For me, it also comes down to creating more of the “knowns” in a time when so much is “unknown.” More or less, we know what a four-year-old will do with a quarter they are supposed to put into their piggy bank — maybe they will save it, or maybe they will lose it before it even makes it to their piggy bank. We more or less know the outcome of what happens when we let our kids watch television all day long — they become more irritable and perhaps couch potatoes as adults. Right now, I will take that risk; I need the television to get through my meetings each day. And, I must attend my meetings because I need my job to help support our family.

What I don’t know, and perhaps part of me is scared to find out: what happens if I don’t have them finish the commitment I signed them up for — their preschool program? Of course, it’s all being done remotely, and I am their stand-in teacher (save for the daily Zoom sessions set up by their three classroom teachers). I am their in-real-life, at-home teacher. Not only that, but I’m teaching them other life lessons that extend far beyond academics (like how to properly wipe their butts).

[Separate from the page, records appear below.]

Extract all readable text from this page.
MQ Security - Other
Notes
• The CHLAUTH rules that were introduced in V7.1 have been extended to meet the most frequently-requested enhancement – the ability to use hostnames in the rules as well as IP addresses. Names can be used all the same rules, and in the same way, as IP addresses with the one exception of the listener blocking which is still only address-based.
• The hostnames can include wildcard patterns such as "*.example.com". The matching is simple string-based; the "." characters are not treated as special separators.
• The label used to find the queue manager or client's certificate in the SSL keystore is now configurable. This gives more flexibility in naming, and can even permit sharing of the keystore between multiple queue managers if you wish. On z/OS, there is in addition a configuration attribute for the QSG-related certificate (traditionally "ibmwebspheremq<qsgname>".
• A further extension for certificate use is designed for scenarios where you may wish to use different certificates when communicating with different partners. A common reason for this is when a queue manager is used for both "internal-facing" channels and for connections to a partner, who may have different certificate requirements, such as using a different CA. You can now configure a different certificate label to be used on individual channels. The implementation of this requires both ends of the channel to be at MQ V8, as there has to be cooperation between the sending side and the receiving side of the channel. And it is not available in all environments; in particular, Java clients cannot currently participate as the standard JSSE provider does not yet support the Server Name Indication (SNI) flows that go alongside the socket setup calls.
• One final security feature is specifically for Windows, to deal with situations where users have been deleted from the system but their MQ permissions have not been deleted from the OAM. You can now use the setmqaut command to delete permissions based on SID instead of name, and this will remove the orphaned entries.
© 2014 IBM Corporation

When all is said and done, on top of everything else, we are juggling the pseudo-camp schedule, the emotions associated with not going to school, the anxiety of needing to put on a mask every time they go out in public, and the uncertainty of the times. Our kids have enough on their plates. If we don’t find a summer camp to enroll them into, or a math tutor to educate them so they don’t fall behind, or they don’t get to finish an intended project — it is okay. They will not fall behind an entire year of school. They will not suffer and end up in psychotherapy their entire lives (though it’s okay if they do) just because we didn’t schedule them for every available summer activity we could. We are all in this together, they will not be left behind, and I have to remember that.

If I fail or they fail, does it matter? We are all living through a pandemic. All we can truly hope is to do our best, and hope that the pandemic does not get the best of us.